I'm a little confused by this slide, mainly the "this use of atomics does not impact ..." portion. Is the reason that the two blocks both doing an atomic add at the same time is safe because of the abstraction we make that guarantees that atomicAdd is actually atomic and will have no side-effects in this case?

arjunh

@vrazdan It means that you can't know for sure which block will increment the value first. The updates will both happen (so there are no correctness issues here), but just because there is an atomic (instead of an unsafe increment) doesn't mean that one block will update the value before the other. The scheduler is not affected by the use of the atomic primitive.

jiajunbl

Just to add on top of what @arjunh mentioned. If you are interested. Look in the intel manual for the instruction xadd. There are variants of this such as xchg, etc. These are atomic instructions which the CPU guarantees atomicity.

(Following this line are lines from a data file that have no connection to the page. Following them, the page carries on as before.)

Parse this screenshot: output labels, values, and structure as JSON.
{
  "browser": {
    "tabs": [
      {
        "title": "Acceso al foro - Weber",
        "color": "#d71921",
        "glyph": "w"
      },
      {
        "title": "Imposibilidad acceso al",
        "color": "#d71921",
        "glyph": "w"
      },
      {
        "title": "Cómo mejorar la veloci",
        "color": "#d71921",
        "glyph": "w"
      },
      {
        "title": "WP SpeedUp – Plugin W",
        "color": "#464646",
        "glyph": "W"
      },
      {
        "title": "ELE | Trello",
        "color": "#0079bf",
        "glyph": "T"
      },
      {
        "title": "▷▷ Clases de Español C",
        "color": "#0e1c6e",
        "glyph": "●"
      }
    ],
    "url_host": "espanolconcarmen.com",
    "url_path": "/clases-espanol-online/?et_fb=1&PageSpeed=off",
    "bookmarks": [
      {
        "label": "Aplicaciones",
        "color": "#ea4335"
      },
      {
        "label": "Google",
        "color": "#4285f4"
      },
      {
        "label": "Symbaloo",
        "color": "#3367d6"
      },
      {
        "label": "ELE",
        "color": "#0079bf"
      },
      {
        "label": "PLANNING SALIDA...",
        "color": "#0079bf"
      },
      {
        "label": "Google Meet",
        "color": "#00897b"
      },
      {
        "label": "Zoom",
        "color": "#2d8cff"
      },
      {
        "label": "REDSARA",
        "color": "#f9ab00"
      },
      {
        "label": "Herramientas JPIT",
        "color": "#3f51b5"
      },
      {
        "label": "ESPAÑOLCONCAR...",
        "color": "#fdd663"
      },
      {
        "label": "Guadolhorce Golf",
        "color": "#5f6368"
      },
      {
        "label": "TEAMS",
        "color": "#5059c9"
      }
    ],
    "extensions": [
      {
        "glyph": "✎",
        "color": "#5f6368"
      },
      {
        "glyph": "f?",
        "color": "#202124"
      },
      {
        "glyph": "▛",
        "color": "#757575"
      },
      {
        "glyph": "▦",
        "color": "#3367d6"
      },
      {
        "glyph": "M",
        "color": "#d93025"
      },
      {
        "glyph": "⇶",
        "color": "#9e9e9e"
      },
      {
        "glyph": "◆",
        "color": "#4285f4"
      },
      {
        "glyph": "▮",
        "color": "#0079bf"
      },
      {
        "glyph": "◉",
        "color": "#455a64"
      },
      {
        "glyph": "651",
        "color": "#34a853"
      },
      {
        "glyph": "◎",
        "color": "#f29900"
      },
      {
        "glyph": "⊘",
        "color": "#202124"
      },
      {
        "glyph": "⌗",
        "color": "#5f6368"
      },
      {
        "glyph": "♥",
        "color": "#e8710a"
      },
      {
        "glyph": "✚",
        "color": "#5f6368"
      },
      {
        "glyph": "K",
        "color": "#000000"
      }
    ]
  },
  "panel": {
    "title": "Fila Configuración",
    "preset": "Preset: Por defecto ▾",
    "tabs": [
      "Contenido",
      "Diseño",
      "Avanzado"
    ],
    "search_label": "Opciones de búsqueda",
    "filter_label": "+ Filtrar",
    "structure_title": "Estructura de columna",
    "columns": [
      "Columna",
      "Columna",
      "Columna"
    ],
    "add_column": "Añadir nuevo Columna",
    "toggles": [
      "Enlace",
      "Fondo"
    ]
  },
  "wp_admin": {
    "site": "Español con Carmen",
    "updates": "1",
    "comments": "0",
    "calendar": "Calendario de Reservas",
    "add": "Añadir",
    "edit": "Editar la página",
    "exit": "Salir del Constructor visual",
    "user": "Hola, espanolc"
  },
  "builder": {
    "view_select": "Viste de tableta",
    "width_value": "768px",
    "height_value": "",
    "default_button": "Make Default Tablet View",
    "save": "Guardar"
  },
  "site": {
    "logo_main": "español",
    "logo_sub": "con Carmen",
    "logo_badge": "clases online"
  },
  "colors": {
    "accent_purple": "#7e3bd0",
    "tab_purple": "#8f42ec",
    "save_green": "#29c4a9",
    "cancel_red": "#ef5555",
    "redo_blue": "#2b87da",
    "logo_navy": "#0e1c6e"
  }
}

There is also the "lock" keyword in Intel which achieves a similar function. Here's the 410 link to the intel isr: https://www.cs.cmu.edu/~410/doc/intel-isr.pdf

jcarchi

It may be good to emphasize that atomic does not mean thread safe. Here is a stack overflow question on atomic vs thread safe: http://stackoverflow.com/questions/21098494/atomic-properties-vs-thread-safe-in-objective-c

Although the question's focus is on Objective C, I believe the case is similar for CUDA. Someone correct me if i'm wrong.